SANTIAGO, Oct. 12 (Xinhua) -- Latin American economies will see 1.2-percent growth in 2017 and expand another 2.2 percent in 2018, the Economic Commission for Latin America and the Caribbean (ECLAC) said on Thursday.
In revising its growth projections for the region, the United Nations agency said better economic performances led it to upgrade its forecasts, though results were uneven across the region.
In the Caribbean, for example, projections were downgraded due to the devastating effects of recent hurricanes, while Central America will see greater growth in the next two years, than South America.

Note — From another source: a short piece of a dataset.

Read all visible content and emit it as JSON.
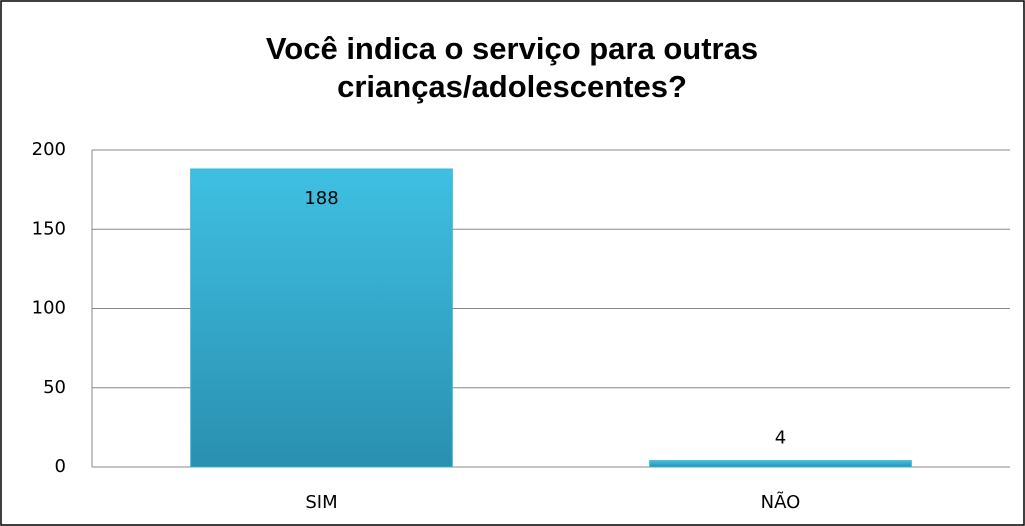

South American countries with important primary exports, such as oil, minerals and food, will grow at a rate of 0.7 percent in 2017, reversing a two-year economic contraction.
But it won't be until 2018 that these countries will see greater dynamism, with average growth of 2 percent.
Central America is expected to grow at a rate of 3.4 percent this year, and 3.5 percent the next.
In the Dutch- and English-speaking Caribbean, the aftermath of hurricanes Irma and Maria weighed down the growth forecast to 0.3 percent this year. However, recovery spending and a better global economic outlook raised the forecast to 1.9 percent for 2018.
Over the long term, sustained growth in the region will depend on "policies that promote investment, which will be essential to lessen the impact of external shocks," ECLAC said.